# Expressing in terms of X

• Nov 8th 2008, 08:22 PM
gearshifter
Expressing in terms of X
Would anybody happen to know how to express this in terms of X?
• Nov 8th 2008, 08:32 PM
mr fantastic
Quote:

Originally Posted by gearshifter
Would anybody happen to know how to express this in terms of X?

Read this thread for a way of doing questions like this: http://www.mathhelpforum.com/math-he...xpression.html
• Nov 9th 2008, 01:08 PM
HallsofIvy
Quote:

Originally Posted by gearshifter
Would anybody happen to know how to express this in terms of X?

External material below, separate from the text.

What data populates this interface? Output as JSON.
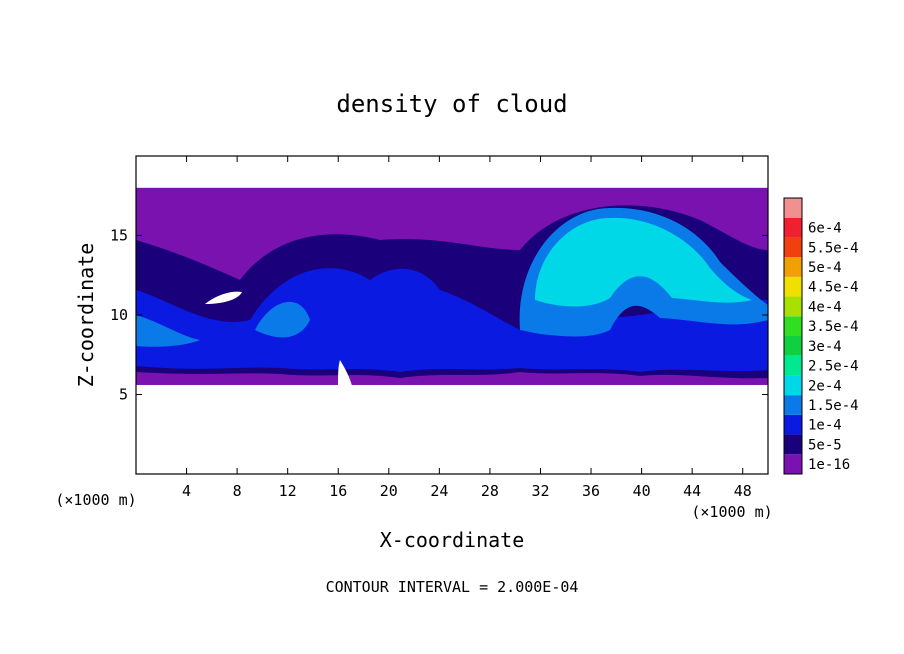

Saying $tan^{-1}(7/x)= \theta$ is the same as saying $tan(\theta)= 7/x$. Since tangent is "opposite side over near side", if we imagine a right triangle with legs of length 7 and x, $\theta$ is the angle opposite the leg of length 7. Now we can use the Pythagorean theorem to find the length, c, of the hypotenuse: $c^2= a^2+ b^2= 7^2+ x^2= 49+ x^2$ so $c= \sqrt{49+ c^2}$.

Now secant is 1/sine or "hypotenuse divided by opposite side" which, here, is $sec(\theta)= \frac{\sqrt{49+ x^2}{7}$. Finally, $sec^2(tan^{-1} 7/x)= sec^2(\theta)= \frac{49+ x^2}{49}$.